A las órdenes del reloj

Un día más debí pronunciar palabras de ánimo sin creer en ellas. Las depresiones se extienden y contagian más que los constipados o las liendres en los colegios, democráticamente igualitarios: públicos y privados, demostrando el fracaso en lo humano de esta civilización, el vacío enorme de una sociedad sin utopías. El dormir embrutecido ayuno de sueños. Gente que se inventa a sí misma, coge su vida en piezas, como si fuera un rompecabezas de trozos aislados y lo ordena a su manera que no suele corresponder a la diseñada por el tiempo y el espacio. Tic, tac, hora de comer,; tic, tac, hora de laborar; tic, tac, hora de amar.
Otros inventan las piezas que creen les faltan. La gente se miente porque no se gusta a sí misma. Si fuera de otro modo, no inventarían tanto. Dudas que embargan a personas, incapaces de tomar decisión alguna. Todas las razones lógicas están del mismo lado, en el otro la ilusión, posiblemente sin futuro alguno, pero siempre tan poderosa.
La alienación del trabajo indeseable, el otro no es trabajo, es el precio que pagamos por vivir en la sociedad industrial compleja, por que no nos corte el cuello un hutu o un tutsi, por no ser ametrallados en una iglesia de San Salvador, bombardeados en Herat o extorsionados por la mafia rusa, sí por el Estado, sí por los vecinos, sí por la subcultura de lo “correcto”: “Esto está bien, esto está mal”.
La desgana aguarda para asaltarnos por sorpresa y extenderse vertiginosamente hasta hundirnos en la apatía de las “tristes multitudes de los metros”. Vagones donde nos miramos, cada día distinto pero igual. No, no nos conocemos. Ignoro qué os gusta comer, qué manías tenéis antes de acostaros: beber agua, bajar las persianas o qué y en qué pensáis en el Metro, ahí, enfrente de mi.
Un mundo rico plagado de rivalidades, envidias y duelos de poder mezquino. El mundo se agita de tarde en tarde y la actividad despierta a algunos del sueño cotidiano, ojos abiertos, sorprendidos, esperando el acontecer del próximo minuto.

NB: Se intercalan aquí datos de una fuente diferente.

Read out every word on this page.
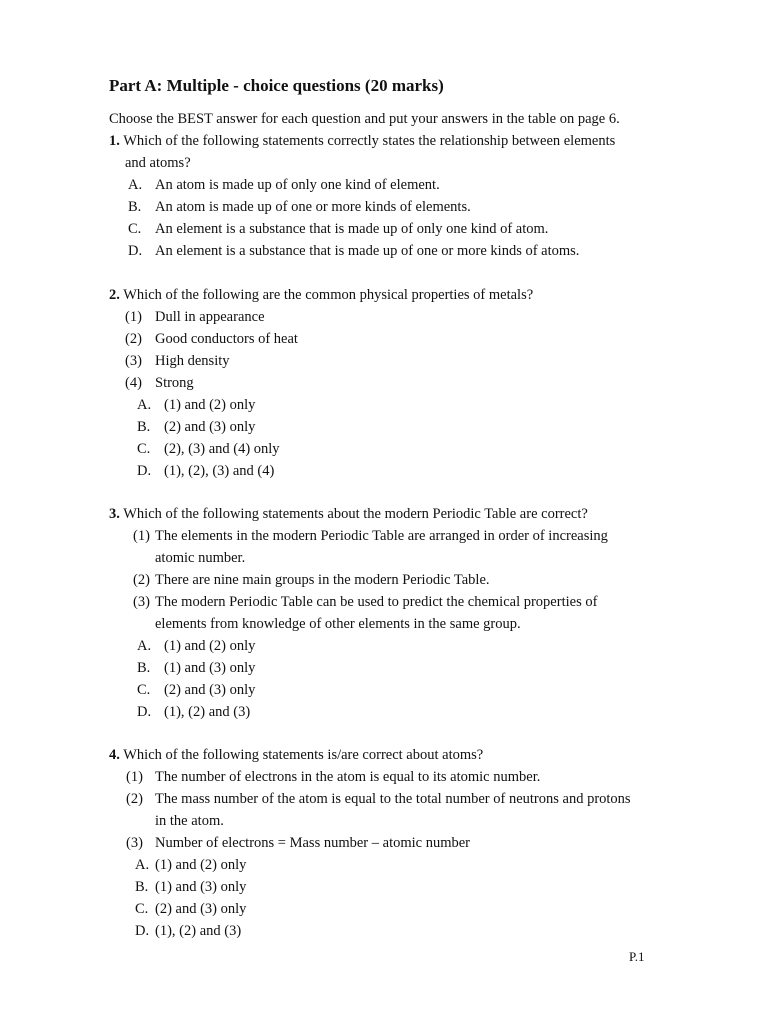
Part A: Multiple - choice questions (20 marks)
Choose the BEST answer for each question and put your answers in the table on page 6.
1. Which of the following statements correctly states the relationship between elements
and atoms?
A. An atom is made up of only one kind of element.
B. An atom is made up of one or more kinds of elements.
C. An element is a substance that is made up of only one kind of atom.
D. An element is a substance that is made up of one or more kinds of atoms.
2. Which of the following are the common physical properties of metals?
(1) Dull in appearance
(2) Good conductors of heat
(3) High density
(4) Strong
A. (1) and (2) only
B. (2) and (3) only
C. (2), (3) and (4) only
D. (1), (2), (3) and (4)
3. Which of the following statements about the modern Periodic Table are correct?
(1) The elements in the modern Periodic Table are arranged in order of increasing
atomic number.
(2) There are nine main groups in the modern Periodic Table.
(3) The modern Periodic Table can be used to predict the chemical properties of
elements from knowledge of other elements in the same group.
A. (1) and (2) only
B. (1) and (3) only
C. (2) and (3) only
D. (1), (2) and (3)
4. Which of the following statements is/are correct about atoms?
(1) The number of electrons in the atom is equal to its atomic number.
(2) The mass number of the atom is equal to the total number of neutrons and protons
in the atom.
(3) Number of electrons = Mass number – atomic number
A. (1) and (2) only
B. (1) and (3) only
C. (2) and (3) only
D. (1), (2) and (3)
P.1
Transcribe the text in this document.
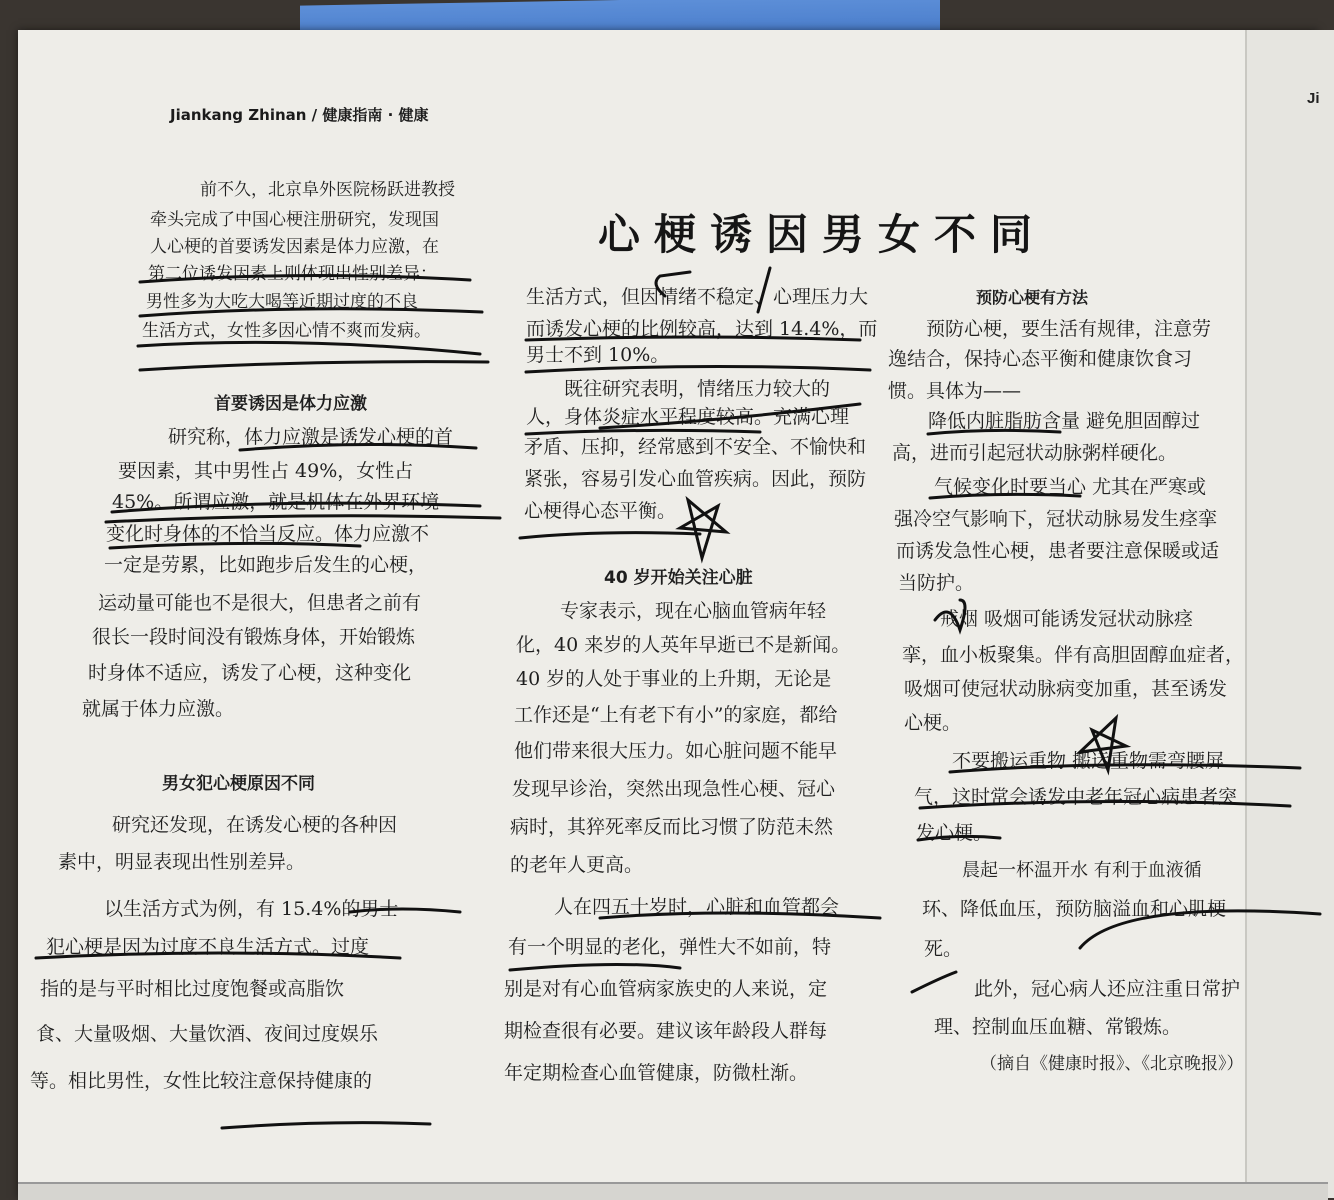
Ji
Jiankang Zhinan / 健康指南 · 健康
心梗诱因男女不同
前不久，北京阜外医院杨跃进教授
牵头完成了中国心梗注册研究，发现国
人心梗的首要诱发因素是体力应激，在
第二位诱发因素上则体现出性别差异：
男性多为大吃大喝等近期过度的不良
生活方式，女性多因心情不爽而发病。
首要诱因是体力应激
研究称，体力应激是诱发心梗的首
要因素，其中男性占 49%，女性占
45%。所谓应激，就是机体在外界环境
变化时身体的不恰当反应。体力应激不
一定是劳累，比如跑步后发生的心梗，
运动量可能也不是很大，但患者之前有
很长一段时间没有锻炼身体，开始锻炼
时身体不适应，诱发了心梗，这种变化
就属于体力应激。
男女犯心梗原因不同
研究还发现，在诱发心梗的各种因
素中，明显表现出性别差异。
以生活方式为例，有 15.4%的男士
犯心梗是因为过度不良生活方式。过度
指的是与平时相比过度饱餐或高脂饮
食、大量吸烟、大量饮酒、夜间过度娱乐
等。相比男性，女性比较注意保持健康的
生活方式，但因情绪不稳定、心理压力大
而诱发心梗的比例较高，达到 14.4%，而
男士不到 10%。
既往研究表明，情绪压力较大的
人，身体炎症水平程度较高。充满心理
矛盾、压抑，经常感到不安全、不愉快和
紧张，容易引发心血管疾病。因此，预防
心梗得心态平衡。
40 岁开始关注心脏
专家表示，现在心脑血管病年轻
化，40 来岁的人英年早逝已不是新闻。
40 岁的人处于事业的上升期，无论是
工作还是“上有老下有小”的家庭，都给
他们带来很大压力。如心脏问题不能早
发现早诊治，突然出现急性心梗、冠心
病时，其猝死率反而比习惯了防范未然
的老年人更高。
人在四五十岁时，心脏和血管都会
有一个明显的老化，弹性大不如前，特
别是对有心血管病家族史的人来说，定
期检查很有必要。建议该年龄段人群每
年定期检查心血管健康，防微杜渐。
预防心梗有方法
预防心梗，要生活有规律，注意劳
逸结合，保持心态平衡和健康饮食习
惯。具体为——
降低内脏脂肪含量 避免胆固醇过
高，进而引起冠状动脉粥样硬化。
气候变化时要当心 尤其在严寒或
强冷空气影响下，冠状动脉易发生痉挛
而诱发急性心梗，患者要注意保暖或适
当防护。
戒烟 吸烟可能诱发冠状动脉痉
挛，血小板聚集。伴有高胆固醇血症者，
吸烟可使冠状动脉病变加重，甚至诱发
心梗。
不要搬运重物 搬运重物需弯腰屏
气，这时常会诱发中老年冠心病患者突
发心梗。
晨起一杯温开水 有利于血液循
环、降低血压，预防脑溢血和心肌梗
死。
此外，冠心病人还应注重日常护
理、控制血压血糖、常锻炼。
（摘自《健康时报》、《北京晚报》）
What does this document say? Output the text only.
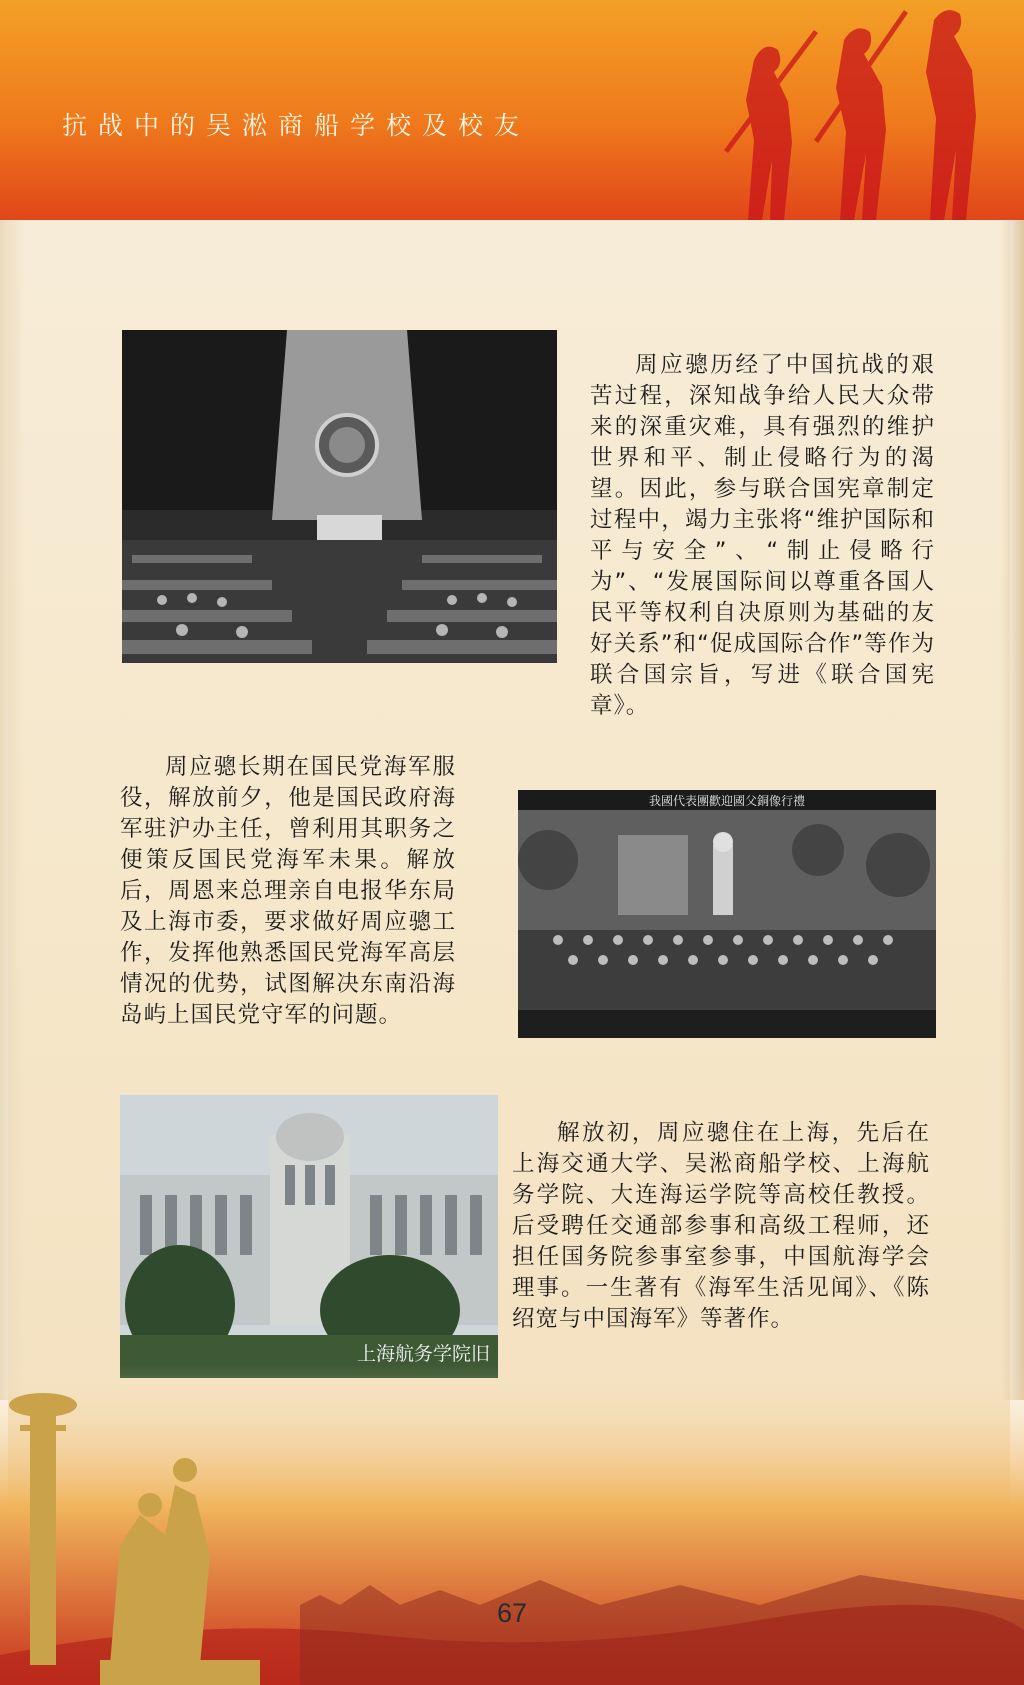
抗战中的吴淞商船学校及校友

周应骢历经了中国抗战的艰苦过程，深知战争给人民大众带来的深重灾难，具有强烈的维护世界和平、制止侵略行为的渴望。因此，参与联合国宪章制定过程中，竭力主张将“维护国际和平与安全”、“制止侵略行为”、“发展国际间以尊重各国人民平等权利自决原则为基础的友好关系”和“促成国际合作”等作为联合国宗旨，写进《联合国宪章》。

周应骢长期在国民党海军服役，解放前夕，他是国民政府海军驻沪办主任，曾利用其职务之便策反国民党海军未果。解放后，周恩来总理亲自电报华东局及上海市委，要求做好周应骢工作，发挥他熟悉国民党海军高层情况的优势，试图解决东南沿海岛屿上国民党守军的问题。

我國代表團歡迎國父銅像行禮
上海航务学院旧

解放初，周应骢住在上海，先后在上海交通大学、吴淞商船学校、上海航务学院、大连海运学院等高校任教授。后受聘任交通部参事和高级工程师，还担任国务院参事室参事，中国航海学会理事。一生著有《海军生活见闻》、《陈绍宽与中国海军》等著作。

67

Unos estudiantes pasan ante un furgón de antidisturbios ("yo dejé mis campos, vine a la ciudad; yo dejé el arado y cogí el fusil, después vino la traición"), encerrados como animales, aislados, esperando en el ahogo de sus jaulas hasta que el guardián del ergástula les derrame sobre quienes cantan, éstos saben la letra pero ignoran la música. Ellos resplandecen arriba, despreciando cortésmente todo lo que se mueve. “¡Ignorantes gobernados!” piensan los monclovitas. La lógica del poder, ¿se escribirá con jota? 
Durante una visita al grupo francés Zodiac, pregunté por lo insalubre del olor a pegamento por doquier, el patrón-director sonrió: “Buenos, estamos en Cognac y este licor produce los mismos efectos, ja, ja”. Quilapayún en el recuerdo: “Patrón, ese hombre que tirita tras tus reses, huella y harapos, patrón, sufriendo a veces, patrón, por tus intereses, ahí va tu peón”. Efectivamente el vendaval no tiene rienda. No hay quien lo detenga, pero es éste un mundo de brisas amañadas.
Quienes se mueven, herederos del mañana, llevan un mundo de uniformes o movilizaciones, mártires y asesinos. Quién está dispuesto a morir, está dispuesto a matar o es santo. Entre todo ello, una tupida red diaria, entre parejas y entierros con condenas que asquean.
Me refugio en Leonard Cohen y en los frutos de estas letras vomitadas sin coherencia, una hora más de motín contra el reloj que tanto desprecia el pagador. Tal vez así puedo conocer la sutil importancia de contemplar cómo la luz de la vela atrae a las mariposas. Ya no conservo la vieja ilusión de hacer la revolución y Tiabea se hundió en la última erupción del Krakatoa.